The feature called Forethought really caught my attention. It was written by Richard Florida, forthcoming author of Who's Your City? (I pre-ordered--yes, I am a nerd.)
The article talks about the concept of Megaregions. What's a megaregion? "Cities and suburbs in powerful conurbations, at times spanning national borders, forming vast swaths of trade, transport, innovation, and talent."
The research is from Tim Gulden of the University of Maryland. Gulden says there are about 40 megaregions in the world, home to 1.2 billion people and 66% of the world's economic activity. As a sidenote, the research method Gulden employed is fascinating. His core tool was night satellite imagery of earth.
What he looked for from these satellite photos were unbroken strings of light which "indicates energy consumption, which corresponds to economic activity." Alongside of this, a megaregion had to have a certain benchmark of economic production. (I can actually hear some of you clicking away at this point, bored with too many $10 words so I'll try to get to the point...)
Florida's point about megaregions is that they are distinctive and local in nature. They are known for certain distinct industries, innovations and specialties in the business/economic realm. The concentration of certain skilled people in particular disciplines and industries creates certain realities. In other words, the World is Not Merely Flat. Globalization has it limits, even in the business realm. For some things, you just have to be "there", wherever "there" is.
What strikes me about this research in relationship to the Church is the importance of recognizing that the World is Not Flat when it comes to reaching people. People are still local and have a host of local realities that drive communication.
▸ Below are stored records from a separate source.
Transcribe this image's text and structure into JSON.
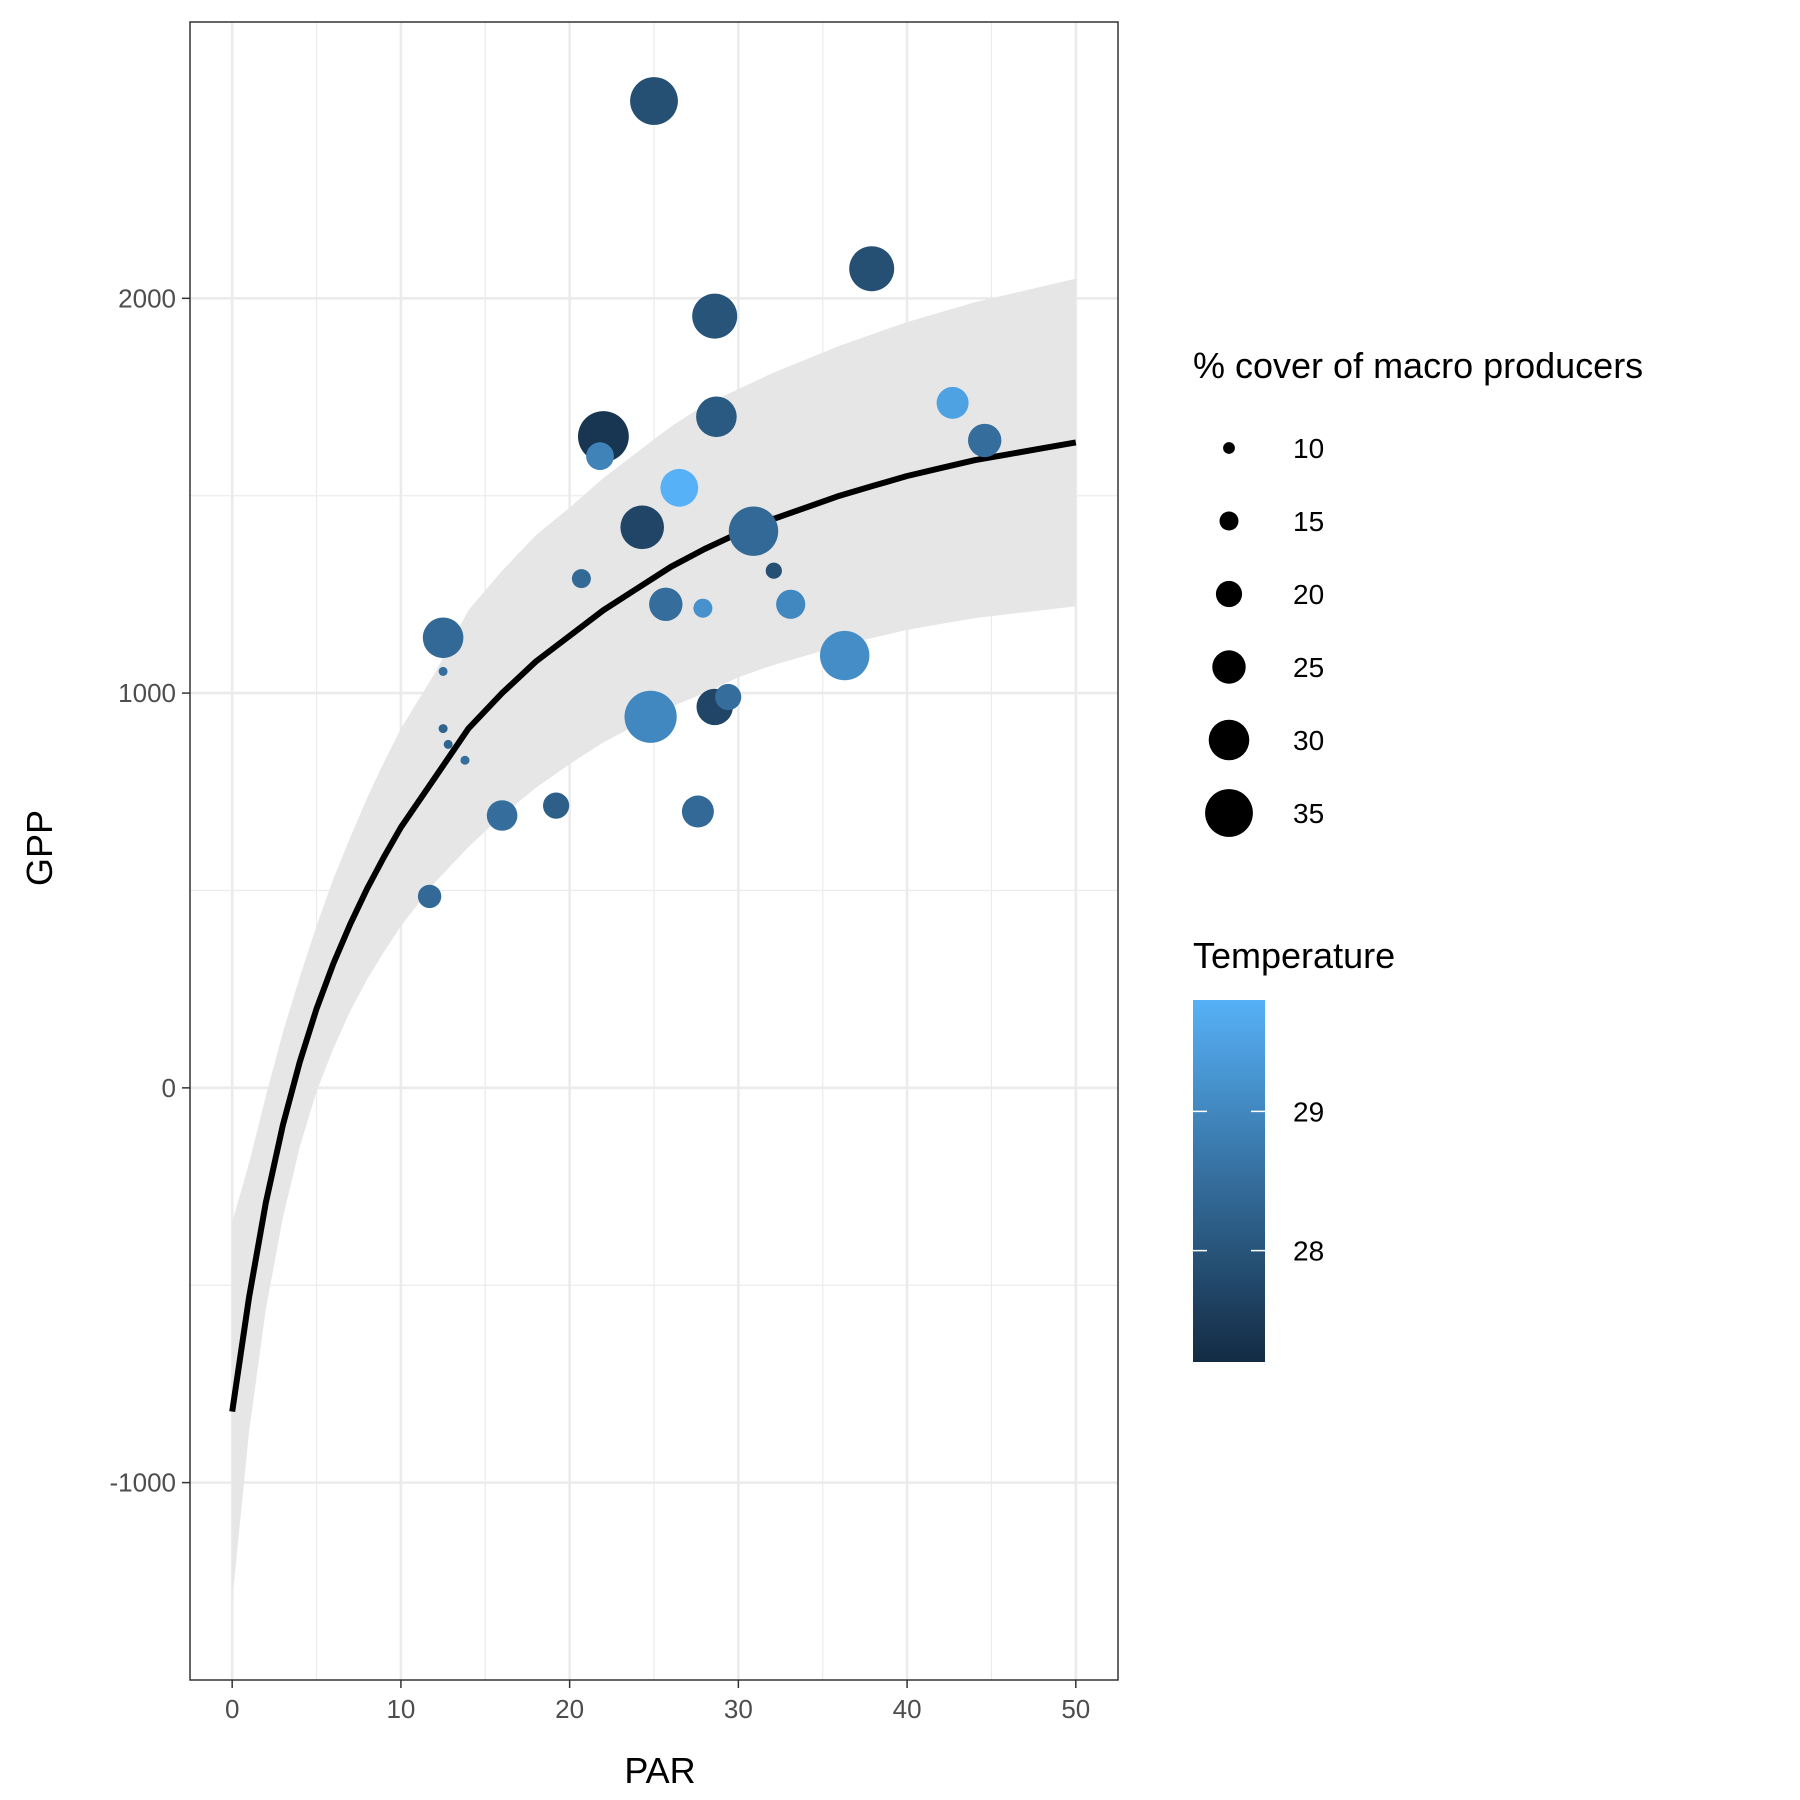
{
  "chart_data": {
    "type": "scatter",
    "xlabel": "PAR",
    "ylabel": "GPP",
    "xlim": [
      -2.5,
      52.5
    ],
    "ylim": [
      -1500,
      2700
    ],
    "x_ticks": [
      0,
      10,
      20,
      30,
      40,
      50
    ],
    "y_ticks": [
      -1000,
      0,
      1000,
      2000
    ],
    "grid": true,
    "legend_position": "right",
    "size_legend": {
      "title": "% cover of macro producers",
      "values": [
        10,
        15,
        20,
        25,
        30,
        35
      ]
    },
    "color_legend": {
      "title": "Temperature",
      "range": [
        27.2,
        29.8
      ],
      "ticks": [
        28,
        29
      ],
      "low_color": "#132b43",
      "high_color": "#56b1f7"
    },
    "points": [
      {
        "x": 25.0,
        "y": 2500,
        "cover": 35,
        "temp": 27.9
      },
      {
        "x": 37.9,
        "y": 2075,
        "cover": 33,
        "temp": 27.9
      },
      {
        "x": 28.6,
        "y": 1955,
        "cover": 33,
        "temp": 28.0
      },
      {
        "x": 42.7,
        "y": 1735,
        "cover": 24,
        "temp": 29.5
      },
      {
        "x": 28.7,
        "y": 1700,
        "cover": 30,
        "temp": 28.1
      },
      {
        "x": 22.0,
        "y": 1650,
        "cover": 37,
        "temp": 27.4
      },
      {
        "x": 44.6,
        "y": 1640,
        "cover": 25,
        "temp": 28.5
      },
      {
        "x": 21.8,
        "y": 1600,
        "cover": 21,
        "temp": 28.9
      },
      {
        "x": 26.5,
        "y": 1520,
        "cover": 28,
        "temp": 29.8
      },
      {
        "x": 24.3,
        "y": 1420,
        "cover": 32,
        "temp": 27.7
      },
      {
        "x": 30.9,
        "y": 1410,
        "cover": 36,
        "temp": 28.4
      },
      {
        "x": 32.1,
        "y": 1310,
        "cover": 13,
        "temp": 27.9
      },
      {
        "x": 20.7,
        "y": 1290,
        "cover": 15,
        "temp": 28.4
      },
      {
        "x": 25.7,
        "y": 1225,
        "cover": 25,
        "temp": 28.5
      },
      {
        "x": 27.9,
        "y": 1215,
        "cover": 15,
        "temp": 29.2
      },
      {
        "x": 33.1,
        "y": 1225,
        "cover": 22,
        "temp": 29.0
      },
      {
        "x": 12.5,
        "y": 1140,
        "cover": 30,
        "temp": 28.4
      },
      {
        "x": 36.3,
        "y": 1095,
        "cover": 36,
        "temp": 29.1
      },
      {
        "x": 12.5,
        "y": 1055,
        "cover": 8,
        "temp": 28.5
      },
      {
        "x": 29.4,
        "y": 990,
        "cover": 20,
        "temp": 28.5
      },
      {
        "x": 28.6,
        "y": 965,
        "cover": 27,
        "temp": 27.7
      },
      {
        "x": 24.8,
        "y": 940,
        "cover": 38,
        "temp": 29.0
      },
      {
        "x": 12.5,
        "y": 910,
        "cover": 8,
        "temp": 28.3
      },
      {
        "x": 12.8,
        "y": 870,
        "cover": 8,
        "temp": 28.3
      },
      {
        "x": 13.8,
        "y": 830,
        "cover": 8,
        "temp": 28.5
      },
      {
        "x": 19.2,
        "y": 715,
        "cover": 20,
        "temp": 28.2
      },
      {
        "x": 27.6,
        "y": 700,
        "cover": 24,
        "temp": 28.4
      },
      {
        "x": 16.0,
        "y": 690,
        "cover": 23,
        "temp": 28.5
      },
      {
        "x": 11.7,
        "y": 485,
        "cover": 18,
        "temp": 28.4
      }
    ],
    "fit_line": {
      "x": [
        0,
        1,
        2,
        3,
        4,
        5,
        6,
        7,
        8,
        9,
        10,
        12,
        14,
        16,
        18,
        20,
        22,
        24,
        26,
        28,
        30,
        32,
        34,
        36,
        38,
        40,
        42,
        44,
        46,
        48,
        50
      ],
      "y": [
        -820,
        -530,
        -290,
        -95,
        65,
        200,
        315,
        415,
        505,
        585,
        660,
        785,
        910,
        1000,
        1080,
        1145,
        1210,
        1265,
        1320,
        1365,
        1405,
        1440,
        1470,
        1500,
        1525,
        1550,
        1570,
        1590,
        1605,
        1620,
        1635
      ],
      "lower": [
        -1300,
        -870,
        -560,
        -330,
        -150,
        -10,
        100,
        195,
        275,
        345,
        410,
        520,
        610,
        690,
        760,
        820,
        875,
        920,
        965,
        1000,
        1040,
        1070,
        1095,
        1120,
        1140,
        1160,
        1175,
        1190,
        1200,
        1210,
        1220
      ],
      "upper": [
        -340,
        -190,
        -20,
        140,
        280,
        410,
        530,
        635,
        735,
        825,
        910,
        1050,
        1210,
        1310,
        1400,
        1470,
        1545,
        1610,
        1675,
        1730,
        1770,
        1810,
        1845,
        1880,
        1910,
        1940,
        1965,
        1990,
        2010,
        2030,
        2050
      ]
    }
  }
}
Megaregions are really centers of great influence and they need targeted missional ministry. I'm not sure if this has leaked into the thinking of mission organizations yet, but it should. I believe that megaregions will be the "10/40 window" of the 21st Century. I even wonder if entire organizations will organize around reaching megaregions exclusively, much like they did around the 10/40 window in the 80's and 90's.
Anyway... pick up a copy of the March HBR--that article alone is worth the price of the mag.